一方面,美国财政部支持并代为偿还的PPP贷款,需要符合支付员工薪酬等条件,因此这一面向企业的转移支付实际上补贴了居民部门。另一方面,企业部门资本开支依靠信贷投放,因此其资本开支周期的开启依赖于相对投资回报的拉动,财政投放货币刺激了居民部门消费与投资,在需求回升、投资回报上行趋势确认后,企业开启资本投资与信用扩张。
图表:美国非金融企业部门实物与金融投资
图表:美国非金融企业自21年年中收入恢复后开启资本周期
图表:美国非金融企业金融资产经历由存款转向货币市场基金及债券投资的过程
图表:美国非金融企业负债在疫情救助下升高(通过贷款的方式进行)
图表:企业部门PPP贷款大部分作为员工工资支出,居民消费与投资带动企业收入修复、资本开支开启。
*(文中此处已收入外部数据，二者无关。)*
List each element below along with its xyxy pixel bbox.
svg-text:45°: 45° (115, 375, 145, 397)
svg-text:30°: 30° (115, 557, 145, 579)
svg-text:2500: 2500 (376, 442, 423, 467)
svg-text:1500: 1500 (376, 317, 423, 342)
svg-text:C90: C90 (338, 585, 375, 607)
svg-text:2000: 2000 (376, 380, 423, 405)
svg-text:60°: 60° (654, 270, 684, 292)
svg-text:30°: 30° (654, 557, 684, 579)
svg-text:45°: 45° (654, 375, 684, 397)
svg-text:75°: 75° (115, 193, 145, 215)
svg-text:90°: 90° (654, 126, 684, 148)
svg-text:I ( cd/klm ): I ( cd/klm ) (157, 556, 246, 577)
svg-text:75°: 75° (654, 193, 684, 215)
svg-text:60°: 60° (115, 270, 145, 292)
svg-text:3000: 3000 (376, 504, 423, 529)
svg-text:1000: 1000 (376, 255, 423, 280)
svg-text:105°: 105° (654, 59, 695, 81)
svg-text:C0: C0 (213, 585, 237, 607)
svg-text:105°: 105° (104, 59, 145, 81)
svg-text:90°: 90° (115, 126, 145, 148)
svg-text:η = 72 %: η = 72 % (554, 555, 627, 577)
(蓝色→红色,表示同比增速上升)
中国:企业贷款再到居民存款
2020年、尤其是2022年以来信贷增长主要流向企事业单位。2020-2023年,中国金融机构人民币贷款增加83.7万亿元,其中企事业单位中长期贷款增加42.6万亿元,占比50.9%;贷款较疫情前2016-2019年多增25.7万亿元,其中企事业单位中长期贷款多增20.5万亿元,为信贷增长的主要贡献;居民部门短期贷款和中长期贷款则同比分别少增1.3万亿元和2.2万亿元。增速方面,企事业单位中长期贷款贡献非金融部门信贷增速的近七成,而居民中长期贷款对增速的贡献则持续下滑。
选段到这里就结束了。